Il cervello è un organo molto potente e sa distinguere tra memoria e ricordo. I ricordi hanno un legame stretto con le emozioni, la Psicologia è certa di questo. Così, noi sperimentiamo sempre come un ricordo positivo sia un riparo e una consolazione e che possa restituire fiducia in se stessi e poi, come invece un ricordo triste sia in grado di farci rivivere una esperienza negativa, di paura, di rabbia o malinconia. La memoria invece, può essere asettica, meccanica, anche se è importantissima. I ricordi di qualsiasi tipo: un sapore, un odore, una canzone che ci rimandano a un evento, un viaggio, sono nelle nostre radici passate, sono fondamentali per il presente e il futuro perché ci descrivono e ci definiscono , e ci proteggono dal rischio di ripetere esperienze dolorose.

I miei ricordi

Quando penso ai ricordi che ho accumulato finora, penso a una cascata d’acqua fresca, ma rumorosa.

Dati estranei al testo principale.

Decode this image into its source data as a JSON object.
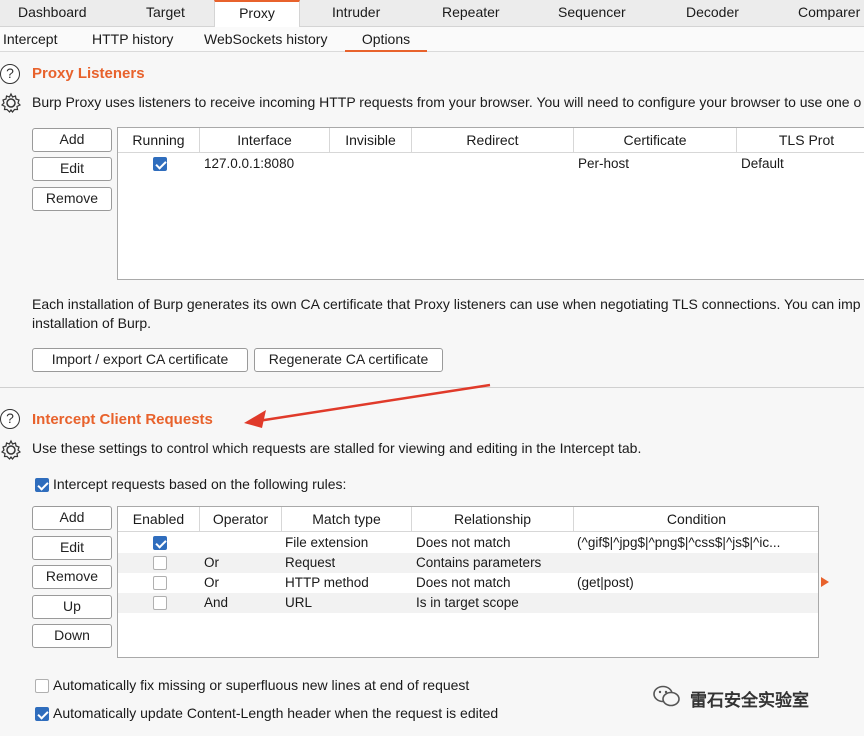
{
  "tabs": [
    {
      "label": "Dashboard"
    },
    {
      "label": "Target"
    },
    {
      "label": "Proxy"
    },
    {
      "label": "Intruder"
    },
    {
      "label": "Repeater"
    },
    {
      "label": "Sequencer"
    },
    {
      "label": "Decoder"
    },
    {
      "label": "Comparer"
    }
  ],
  "subtabs": [
    {
      "label": "Intercept"
    },
    {
      "label": "HTTP history"
    },
    {
      "label": "WebSockets history"
    },
    {
      "label": "Options"
    }
  ],
  "listeners": {
    "title": "Proxy Listeners",
    "description": "Burp Proxy uses listeners to receive incoming HTTP requests from your browser. You will need to configure your browser to use one o",
    "buttons": {
      "add": "Add",
      "edit": "Edit",
      "remove": "Remove"
    },
    "columns": [
      "Running",
      "Interface",
      "Invisible",
      "Redirect",
      "Certificate",
      "TLS Prot"
    ],
    "rows": [
      {
        "running": true,
        "interface": "127.0.0.1:8080",
        "invisible": "",
        "redirect": "",
        "certificate": "Per-host",
        "tls": "Default"
      }
    ],
    "ca_text_1": "Each installation of Burp generates its own CA certificate that Proxy listeners can use when negotiating TLS connections. You can imp",
    "ca_text_2": "installation of Burp.",
    "import_button": "Import / export CA certificate",
    "regenerate_button": "Regenerate CA certificate"
  },
  "intercept": {
    "title": "Intercept Client Requests",
    "description": "Use these settings to control which requests are stalled for viewing and editing in the Intercept tab.",
    "rules_checkbox": {
      "label": "Intercept requests based on the following rules:",
      "checked": true
    },
    "buttons": {
      "add": "Add",
      "edit": "Edit",
      "remove": "Remove",
      "up": "Up",
      "down": "Down"
    },
    "columns": [
      "Enabled",
      "Operator",
      "Match type",
      "Relationship",
      "Condition"
    ],
    "rows": [
      {
        "enabled": true,
        "operator": "",
        "match_type": "File extension",
        "relationship": "Does not match",
        "condition": "(^gif$|^jpg$|^png$|^css$|^js$|^ic..."
      },
      {
        "enabled": false,
        "operator": "Or",
        "match_type": "Request",
        "relationship": "Contains parameters",
        "condition": ""
      },
      {
        "enabled": false,
        "operator": "Or",
        "match_type": "HTTP method",
        "relationship": "Does not match",
        "condition": "(get|post)"
      },
      {
        "enabled": false,
        "operator": "And",
        "match_type": "URL",
        "relationship": "Is in target scope",
        "condition": ""
      }
    ],
    "fix_newlines": {
      "label": "Automatically fix missing or superfluous new lines at end of request",
      "checked": false
    },
    "update_length": {
      "label": "Automatically update Content-Length header when the request is edited",
      "checked": true
    }
  },
  "watermark": {
    "text": "雷石安全实验室"
  },
  "colors": {
    "accent": "#e8622c",
    "checkbox": "#2f6dbd",
    "arrow": "#e03a2a"
  }
}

Penso a un’onda che investe, magari in un momento qualsiasi della giornata, riportando alla mente un fatto, una frase, anche un gesto, che sembrava seppellito e invece è vivo e magari mi fa sorridere come un’ebete per strada, oppure mi dà un nodo alla gola e so che succede a tutti, non mi sento speciale per questo ma mi colpisce ogni volta e ogni volta penso all’acqua, forse perché è il mio elemento naturale.

Voi a cosa associate i vostri ricordi?

Una citazione per concludere

Niente di ciò che abbiamo posseduto nella mente una volta può andare completamente perduto (Sigmund Freud).